The Struggle for Israel's Soul

August 20, 2001

Comment: #425

Attached References:

[1] Graham E. Fuller, "Build a Berlin Wall in the Middle East: A total separation is needed," Los Angeles Times, August 14, 2001. Excerpts.

[2] Fareed Zakaria, "The Real Danger for Israel," Washington Post, August 10, 2001; Page A25. Excerpts.

[3] Charles Krauthammer, "Mideast Violence: The Only Way Out By," Washington Post, August 16, 2001, Pg. 25. Excerpts.

[4] George F. Will, "A War And Then A Wall," Washington Post, August 17, 2001; Page A23. Excerpts.

[5] Richard Murphy, "The UN Security Council Should Require A Palestinian State," International Herald Tribune, August 15, 2001. Excerpts.

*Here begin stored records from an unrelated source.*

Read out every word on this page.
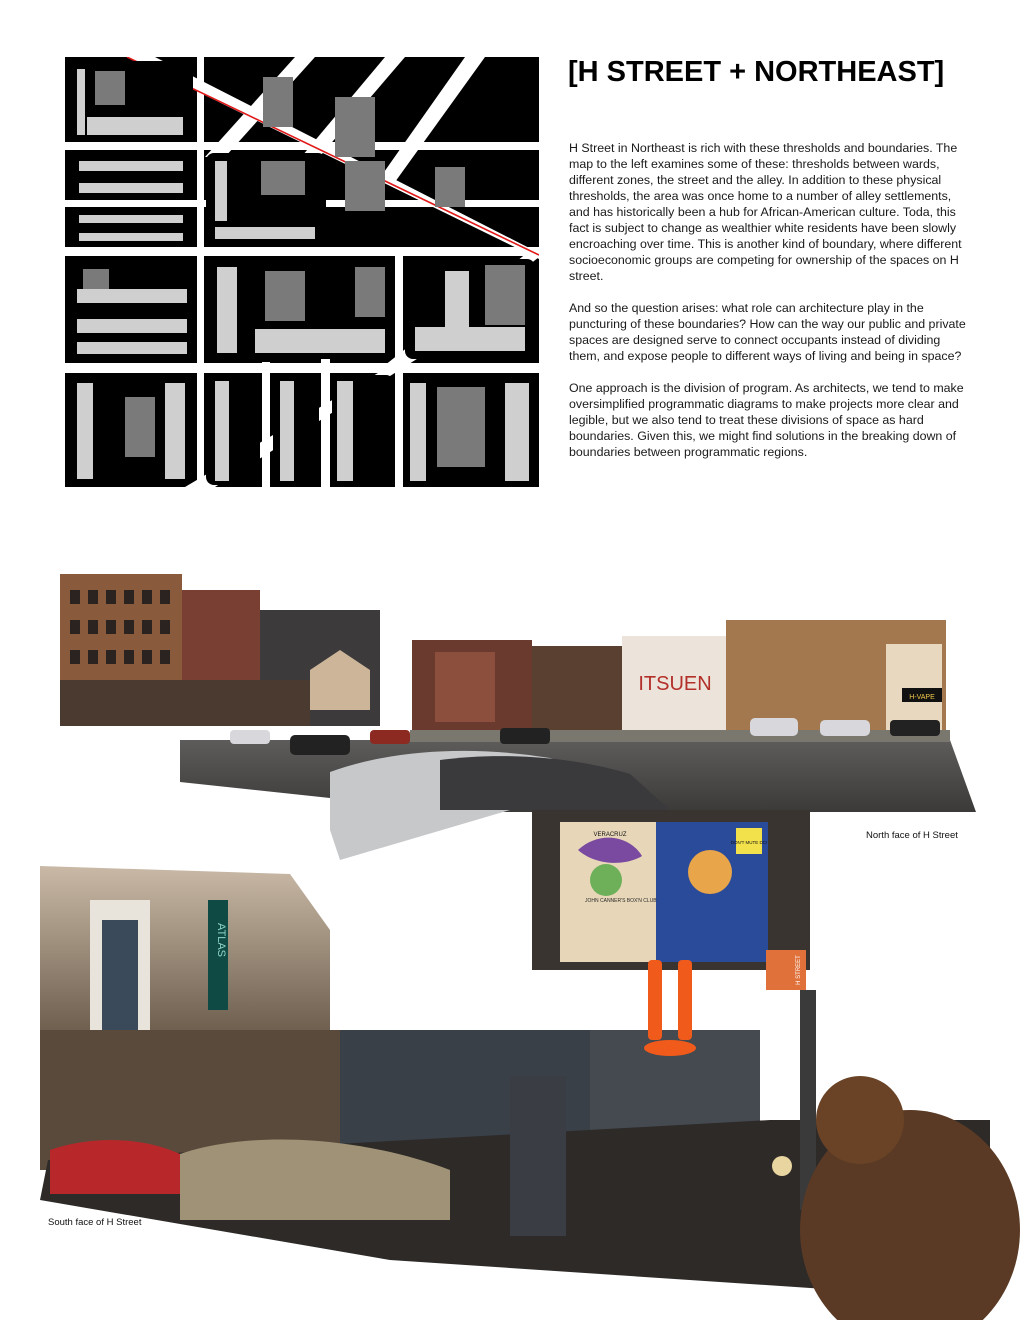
[H STREET + NORTHEAST]

H Street in Northeast is rich with these thresholds and boundaries. The map to the left examines some of these: thresholds between wards, different zones, the street and the alley. In addition to these physical thresholds, the area was once home to a number of alley settlements, and has historically been a hub for African-American culture. Toda, this fact is subject to change as wealthier white residents have been slowly encroaching over time. This is another kind of boundary, where different socioeconomic groups are competing for ownership of the spaces on H street.

And so the question arises: what role can architecture play in the puncturing of these boundaries? How can the way our public and private spaces are designed serve to connect occupants instead of dividing them, and expose people to different ways of living and being in space?

One approach is the division of program. As architects, we tend to make oversimplified programmatic diagrams to make projects more clear and legible, but we also tend to treat these divisions of space as hard boundaries. Given this, we might find solutions in the breaking down of boundaries between programmatic regions.

ITSUEN
H-VAPE
VERACRUZ
DON'T MUTE DC!
JOHN CANNER'S BOX'N CLUB
ATLAS
H STREET
North face of H Street
South face of H Street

References 1-5 reflect what seems to be a growing consensus among U.S. opinion makers: The only solution to the conflict between Israelis and Palestinians is to physically separate them.

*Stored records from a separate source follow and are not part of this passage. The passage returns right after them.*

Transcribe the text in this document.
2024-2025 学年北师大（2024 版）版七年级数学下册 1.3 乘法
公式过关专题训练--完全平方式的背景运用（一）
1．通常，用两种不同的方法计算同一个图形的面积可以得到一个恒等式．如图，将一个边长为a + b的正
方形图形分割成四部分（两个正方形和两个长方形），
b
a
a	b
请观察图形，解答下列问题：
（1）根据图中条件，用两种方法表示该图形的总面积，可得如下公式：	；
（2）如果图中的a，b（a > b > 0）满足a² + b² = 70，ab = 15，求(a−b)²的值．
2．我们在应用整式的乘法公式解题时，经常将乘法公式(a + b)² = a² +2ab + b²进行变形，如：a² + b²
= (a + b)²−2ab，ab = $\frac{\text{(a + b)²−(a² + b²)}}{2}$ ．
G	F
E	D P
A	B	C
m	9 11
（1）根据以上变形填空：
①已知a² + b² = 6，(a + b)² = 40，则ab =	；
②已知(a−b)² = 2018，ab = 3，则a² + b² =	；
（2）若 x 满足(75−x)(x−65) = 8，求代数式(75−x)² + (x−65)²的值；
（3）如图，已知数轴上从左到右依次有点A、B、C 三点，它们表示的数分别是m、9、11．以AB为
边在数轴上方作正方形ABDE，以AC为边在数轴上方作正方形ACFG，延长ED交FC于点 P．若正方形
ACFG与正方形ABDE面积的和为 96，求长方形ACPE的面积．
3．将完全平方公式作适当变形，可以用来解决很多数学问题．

To be sure, there are variations on this theme. Some, like George Will [Ref 4] and Charles Krauthammer [Ref 3], believe the separation should be preceded by an all out Israeli blitz aimed at permanently weakening the Palestinians; others take a more pacific view. But all five references have at least one thing in common, like the Mitchell report (which is still the most balanced view of this conflict, in my opinion), NONE of these proposals says anything about WATER. But the question of separation cannot be separated from the question of how water will be shared between the Israelis and the Palestinians.

For what it is worth, here is one lowly government worker's opinion of why this so. Comments in bracket's have been added to clarify points.]

The struggle for Israel's soul

By Franklin C. Spinney,
The Hindu (India's National Newspaper),
August 20, 2001

THE STRUGGLE for Palestinian independence has exploded into a vicious ethnic war, replete with racial stereotyping and the killing of women and children on both sides. Regardless of how it ends, a legacy of bitterness, mistrust, and alienation will linger for years. A growing number of opinion makers believe the only way to quell the violence is to separate Palestinians from Israelis. But no one seems willing to discuss openly the question of Palestinian water rights, an issue that must be resolved before a just separation can possibly happen. Its answer will bear heavily on how Israel chooses to define itself in the 21st Century.

The idea of separation is an old one in Israel, dating back at least to the theory of the Iron Wall published in 1923 by Ze'ev Jabotinski, a fervent nationalist and father of the Israeli right. But recent events have increased its popularity, and it is now moving overseas. On August 14, Mr. Graham Fuller resurrected it in the Los Angeles Times with an op-ed entitled ``Build a Berlin Wall in the Middle East''. [see Ref 1]

Mr. Fuller asserted that the rage and psychological scars on both sides made a normalisation of relations inconceivable. The only solution, he opined, was to give the Palestinians an independent state, then cut all its ties with Israel. Mr. Fareed Zakaria, writing in the Washington Post (``The Real Danger for Israel'', August 10), argued for separation and Palestinian statehood, because Israel's neocolonial occupation of Palestinian land requires onerous policies that will eventually destroy Israel's identity as a liberal western democracy. [Ref 2]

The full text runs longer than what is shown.